Stratford demonstrates zero respect for beautiful theater
Jonathan Ichikawa | United States | 01/17/2003
(1 out of 5 stars)
"In 1882, W.S. Gilbert and Arthur Sullivan introduced a beautiful opera at the Savoy theater. Iolanthe was at once human and funny, moving and satirical. Unfortunately, this Stratford production seems to have latched onto the phrase "comic opera" and decided that drama and acting are insignificant, and that each scene -- in some cases, each line -- should be considered in a vacuum to maximize comic effect. The result is a series of scenes that betray characters as massively inconsistent and unbelievable, and a show that is much less than the sum of its parts.I don't generally mind rewrites in cases where the original lyrics would be unintelligible; I think it's perfectly reasonable to write "Captain Shaw" or "Ovidius Naso" out of Iolanthe. But to a modern American audience, many of the dated political jokes are no better understood.All told, the musical changes, the lyric changes, and especially the (lack of nuanced) acting indicates a complete disrespect for the original product, and makes one wonder why Stratford is (at least nominally) doing G&S at all."
Life's a pudding full of plums / Here's a production that be
L. E. Cantrell | Vancouver, British Columbia Canada | 06/15/2006
(1 out of 5 stars)
"Every Stratford production of Gilbert and Sullivan appeared to be in a race to hit rock bottom with a thud. They all succeeded. "Oh, horror!" cries the British House of Peers in this comic opera and, for once, with good reason.
With the exception of the Maureen Forrester, it is clear that singing was not regarded as a requirement to appear on the stage at Stratford, Ontario. Fortunately for Forrester, her singing career was glorious enough to survive even this ugly blot. Barely.

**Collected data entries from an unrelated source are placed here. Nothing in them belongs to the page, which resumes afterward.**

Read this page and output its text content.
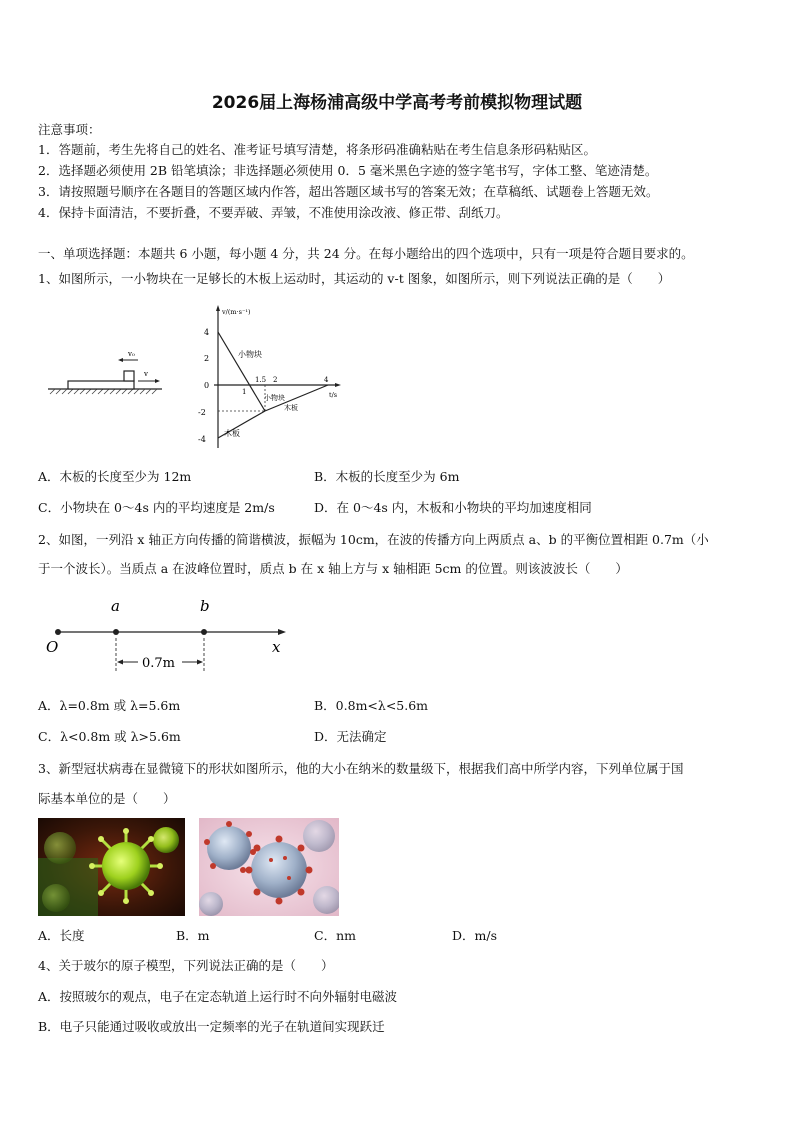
2026届上海杨浦高级中学高考考前模拟物理试题
注意事项：
1．答题前，考生先将自己的姓名、准考证号填写清楚，将条形码准确粘贴在考生信息条形码粘贴区。
2．选择题必须使用 2B 铅笔填涂；非选择题必须使用 0．5 毫米黑色字迹的签字笔书写，字体工整、笔迹清楚。
3．请按照题号顺序在各题目的答题区域内作答，超出答题区域书写的答案无效；在草稿纸、试题卷上答题无效。
4．保持卡面清洁，不要折叠，不要弄破、弄皱，不准使用涂改液、修正带、刮纸刀。
一、单项选择题：本题共 6 小题，每小题 4 分，共 24 分。在每小题给出的四个选项中，只有一项是符合题目要求的。
1、如图所示，一小物块在一足够长的木板上运动时，其运动的 v-t 图象，如图所示，则下列说法正确的是（　　）
v₀
v
v/(m·s⁻¹)
t/s
4
2
0
-2
-4
1
1.5 2	4
小物块
小物块
木板
木板
A．木板的长度至少为 12m	B．木板的长度至少为 6m
C．小物块在 0～4s 内的平均速度是 2m/s	D．在 0～4s 内，木板和小物块的平均加速度相同
2、如图，一列沿 x 轴正方向传播的简谐横波，振幅为 10cm，在波的传播方向上两质点 a、b 的平衡位置相距 0.7m（小
于一个波长）。当质点 a 在波峰位置时，质点 b 在 x 轴上方与 x 轴相距 5cm 的位置。则该波波长（　　）
O
a	b
x
0.7m
A．λ=0.8m 或 λ=5.6m	B．0.8m<λ<5.6m
C．λ<0.8m 或 λ>5.6m	D．无法确定
3、新型冠状病毒在显微镜下的形状如图所示，他的大小在纳米的数量级下，根据我们高中所学内容，下列单位属于国
际基本单位的是（　　）
A．长度	B．m	C．nm	D．m/s
4、关于玻尔的原子模型，下列说法正确的是（　　）
A．按照玻尔的观点，电子在定态轨道上运行时不向外辐射电磁波
B．电子只能通过吸收或放出一定频率的光子在轨道间实现跃迁
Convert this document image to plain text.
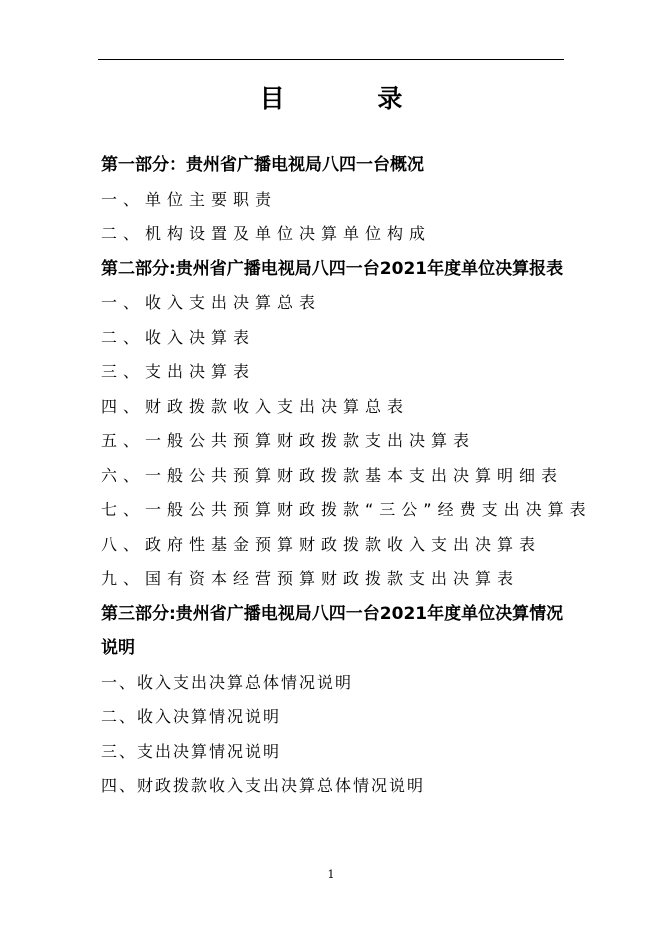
目 录
第一部分：贵州省广播电视局八四一台概况
一、单位主要职责
二、机构设置及单位决算单位构成
第二部分:贵州省广播电视局八四一台2021年度单位决算报表
一、收入支出决算总表
二、收入决算表
三、支出决算表
四、财政拨款收入支出决算总表
五、一般公共预算财政拨款支出决算表
六、一般公共预算财政拨款基本支出决算明细表
七、一般公共预算财政拨款“三公”经费支出决算表
八、政府性基金预算财政拨款收入支出决算表
九、国有资本经营预算财政拨款支出决算表
第三部分:贵州省广播电视局八四一台2021年度单位决算情况说明
一、收入支出决算总体情况说明
二、收入决算情况说明
三、支出决算情况说明
四、财政拨款收入支出决算总体情况说明
1
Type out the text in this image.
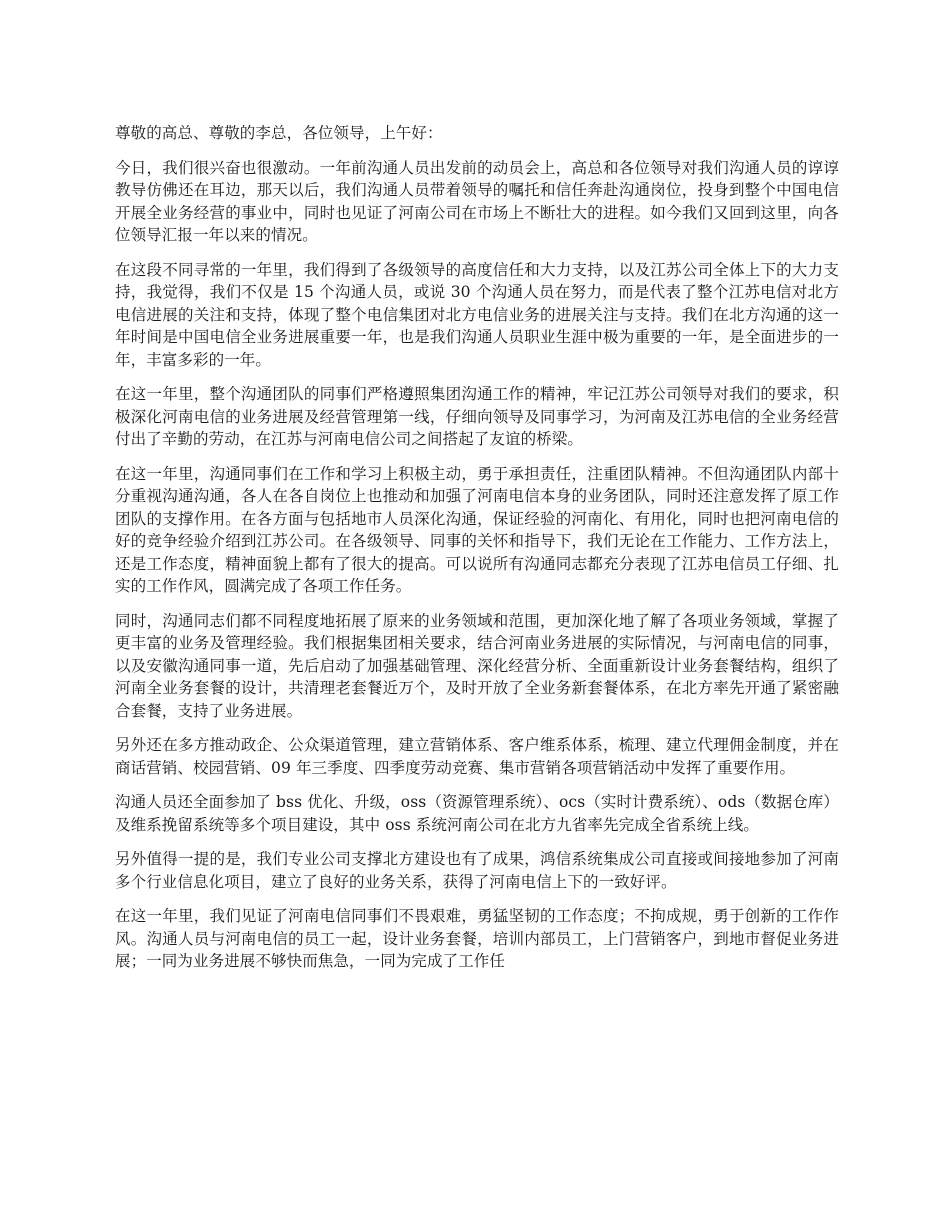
尊敬的高总、尊敬的李总，各位领导，上午好：

今日，我们很兴奋也很激动。一年前沟通人员出发前的动员会上，高总和各位领导对我们沟通人员的谆谆教导仿佛还在耳边，那天以后，我们沟通人员带着领导的嘱托和信任奔赴沟通岗位，投身到整个中国电信开展全业务经营的事业中，同时也见证了河南公司在市场上不断壮大的进程。如今我们又回到这里，向各位领导汇报一年以来的情况。

在这段不同寻常的一年里，我们得到了各级领导的高度信任和大力支持，以及江苏公司全体上下的大力支持，我觉得，我们不仅是 15 个沟通人员，或说 30 个沟通人员在努力，而是代表了整个江苏电信对北方电信进展的关注和支持，体现了整个电信集团对北方电信业务的进展关注与支持。我们在北方沟通的这一年时间是中国电信全业务进展重要一年，也是我们沟通人员职业生涯中极为重要的一年，是全面进步的一年，丰富多彩的一年。

在这一年里，整个沟通团队的同事们严格遵照集团沟通工作的精神，牢记江苏公司领导对我们的要求，积极深化河南电信的业务进展及经营管理第一线，仔细向领导及同事学习，为河南及江苏电信的全业务经营付出了辛勤的劳动，在江苏与河南电信公司之间搭起了友谊的桥梁。

在这一年里，沟通同事们在工作和学习上积极主动，勇于承担责任，注重团队精神。不但沟通团队内部十分重视沟通沟通，各人在各自岗位上也推动和加强了河南电信本身的业务团队，同时还注意发挥了原工作团队的支撑作用。在各方面与包括地市人员深化沟通，保证经验的河南化、有用化，同时也把河南电信的好的竞争经验介绍到江苏公司。在各级领导、同事的关怀和指导下，我们无论在工作能力、工作方法上，还是工作态度，精神面貌上都有了很大的提高。可以说所有沟通同志都充分表现了江苏电信员工仔细、扎实的工作作风，圆满完成了各项工作任务。

同时，沟通同志们都不同程度地拓展了原来的业务领域和范围，更加深化地了解了各项业务领域，掌握了更丰富的业务及管理经验。我们根据集团相关要求，结合河南业务进展的实际情况，与河南电信的同事，以及安徽沟通同事一道，先后启动了加强基础管理、深化经营分析、全面重新设计业务套餐结构，组织了河南全业务套餐的设计，共清理老套餐近万个，及时开放了全业务新套餐体系，在北方率先开通了紧密融合套餐，支持了业务进展。

另外还在多方推动政企、公众渠道管理，建立营销体系、客户维系体系，梳理、建立代理佣金制度，并在商话营销、校园营销、09 年三季度、四季度劳动竞赛、集市营销各项营销活动中发挥了重要作用。

沟通人员还全面参加了 bss 优化、升级，oss（资源管理系统）、ocs（实时计费系统）、ods（数据仓库）及维系挽留系统等多个项目建设，其中 oss 系统河南公司在北方九省率先完成全省系统上线。

另外值得一提的是，我们专业公司支撑北方建设也有了成果，鸿信系统集成公司直接或间接地参加了河南多个行业信息化项目，建立了良好的业务关系，获得了河南电信上下的一致好评。

在这一年里，我们见证了河南电信同事们不畏艰难，勇猛坚韧的工作态度；不拘成规，勇于创新的工作作风。沟通人员与河南电信的员工一起，设计业务套餐，培训内部员工，上门营销客户，到地市督促业务进展；一同为业务进展不够快而焦急，一同为完成了工作任
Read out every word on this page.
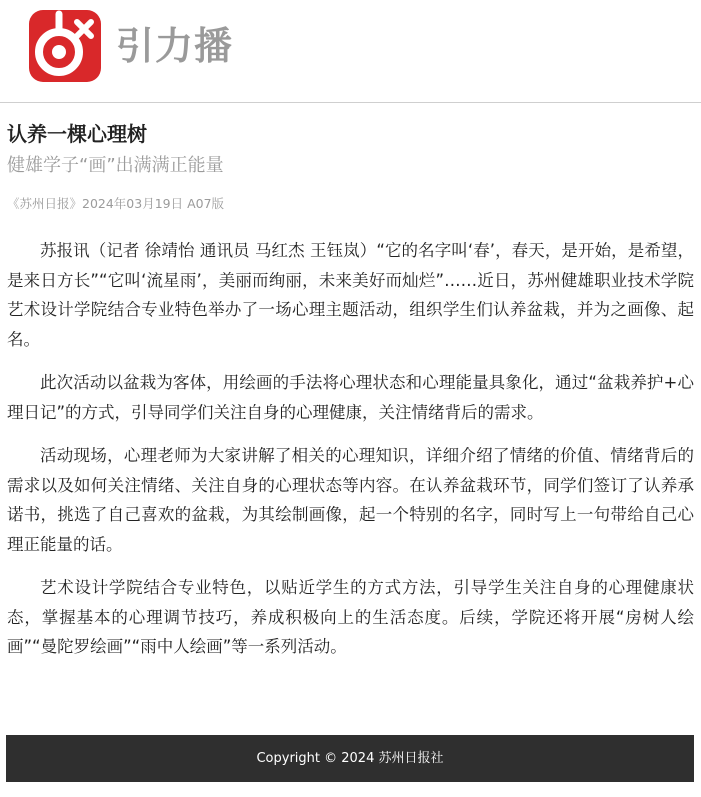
引力播
认养一棵心理树
健雄学子“画”出满满正能量
《苏州日报》2024年03月19日 A07版

苏报讯（记者 徐靖怡 通讯员 马红杰 王钰岚）“它的名字叫‘春’，春天，是开始，是希望，是来日方长”“它叫‘流星雨’，美丽而绚丽，未来美好而灿烂”……近日，苏州健雄职业技术学院艺术设计学院结合专业特色举办了一场心理主题活动，组织学生们认养盆栽，并为之画像、起名。

此次活动以盆栽为客体，用绘画的手法将心理状态和心理能量具象化，通过“盆栽养护+心理日记”的方式，引导同学们关注自身的心理健康，关注情绪背后的需求。

活动现场，心理老师为大家讲解了相关的心理知识，详细介绍了情绪的价值、情绪背后的需求以及如何关注情绪、关注自身的心理状态等内容。在认养盆栽环节，同学们签订了认养承诺书，挑选了自己喜欢的盆栽，为其绘制画像，起一个特别的名字，同时写上一句带给自己心理正能量的话。

艺术设计学院结合专业特色，以贴近学生的方式方法，引导学生关注自身的心理健康状态，掌握基本的心理调节技巧，养成积极向上的生活态度。后续，学院还将开展“房树人绘画”“曼陀罗绘画”“雨中人绘画”等一系列活动。

Copyright © 2024 苏州日报社
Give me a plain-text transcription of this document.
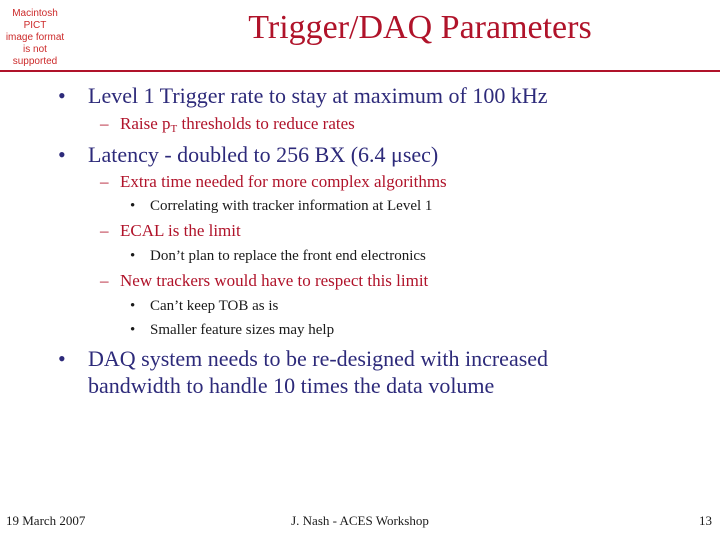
Macintosh PICT
image format
is not supported
Trigger/DAQ Parameters
• Level 1 Trigger rate to stay at maximum of 100 kHz
– Raise $p_T$ thresholds to reduce rates
• Latency - doubled to 256 BX (6.4 μsec)
– Extra time needed for more complex algorithms
• Correlating with tracker information at Level 1
– ECAL is the limit
• Don’t plan to replace the front end electronics
– New trackers would have to respect this limit
• Can’t keep TOB as is
• Smaller feature sizes may help
• DAQ system needs to be re-designed with increased
bandwidth to handle 10 times the data volume
19 March 2007	J. Nash - ACES Workshop	13
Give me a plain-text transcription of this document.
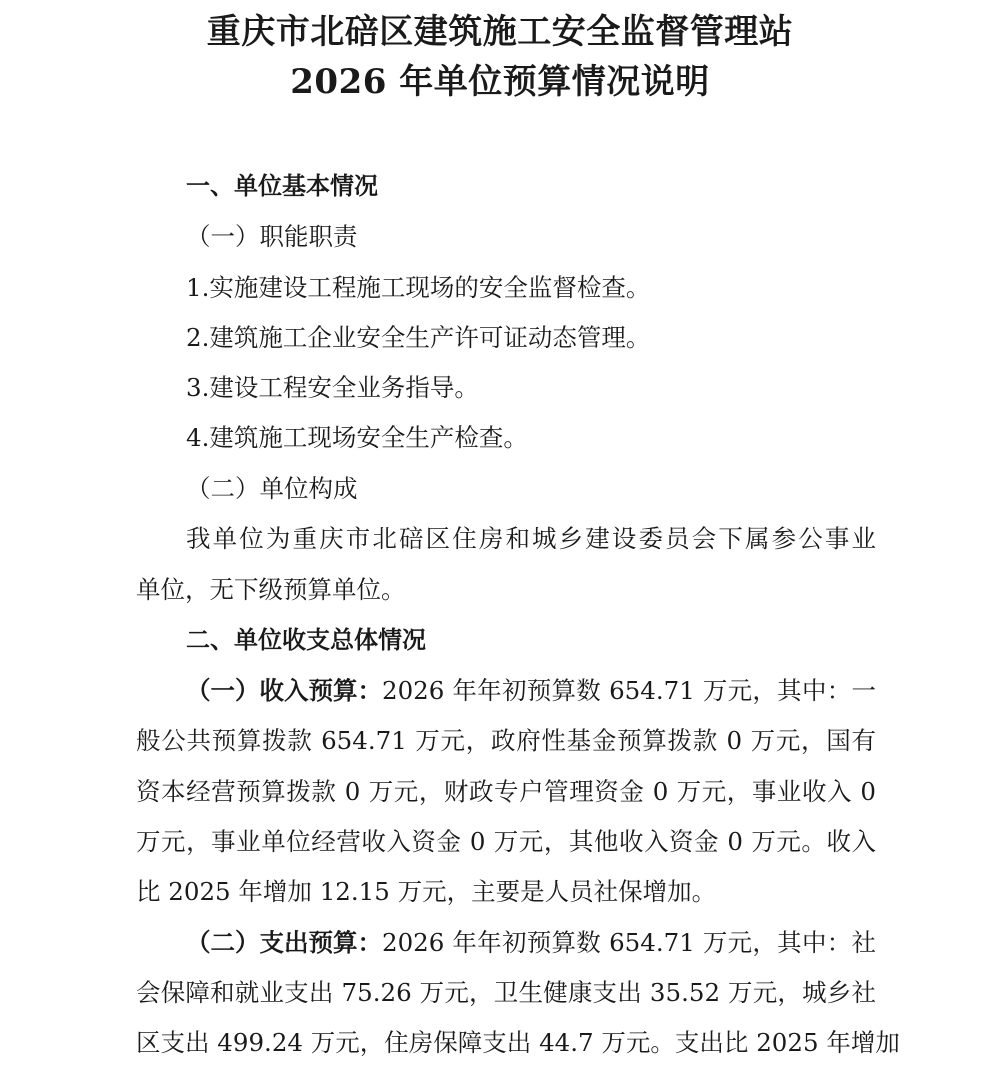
重庆市北碚区建筑施工安全监督管理站
2026 年单位预算情况说明
一、单位基本情况
（一）职能职责
1.实施建设工程施工现场的安全监督检查。
2.建筑施工企业安全生产许可证动态管理。
3.建设工程安全业务指导。
4.建筑施工现场安全生产检查。
（二）单位构成
我单位为重庆市北碚区住房和城乡建设委员会下属参公事业
单位，无下级预算单位。
二、单位收支总体情况
（一）收入预算： 2026 年年初预算数 654.71 万元，其中：一
般公共预算拨款 654.71 万元，政府性基金预算拨款 0 万元，国有
资本经营预算拨款 0 万元，财政专户管理资金 0 万元，事业收入 0
万元，事业单位经营收入资金 0 万元，其他收入资金 0 万元。收入
比 2025 年增加 12.15 万元，主要是人员社保增加。
（二）支出预算： 2026 年年初预算数 654.71 万元，其中：社
会保障和就业支出 75.26 万元，卫生健康支出 35.52 万元，城乡社
区支出 499.24 万元，住房保障支出 44.7 万元。支出比 2025 年增加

Rather than skilled musical performers, the Ontario stage was infested with third-rate clowns who felt free to be "funny" whenever and, alas, however possible.
Evidently, Stratford's dramaturge, a person who might someday hope to aspire to the higher calling of hack, decided that W. S. Gilbert was incompetent and out of date, so Gilbert's words were improved by the addition of Canadian local references and allusions to long-since forgotten political shenanigans in Ottawa.
In the original broadcast, the director carefully explained how he had cut away a century of moldy tradition to return Gilbert and Sullivan to their music hall roots. If he had uttered such preposterous nonsense to Sullivan, who was a gentlemen, the formally trained and very serious composer would have smiled politely and promptly absented himself from such an obvious fool. If the director had made that monstrous suggestion to Gilbert, who was not, the fiery and short-tempered dramatist would first have punched the bounder's lights out and then hauled him into court for slander.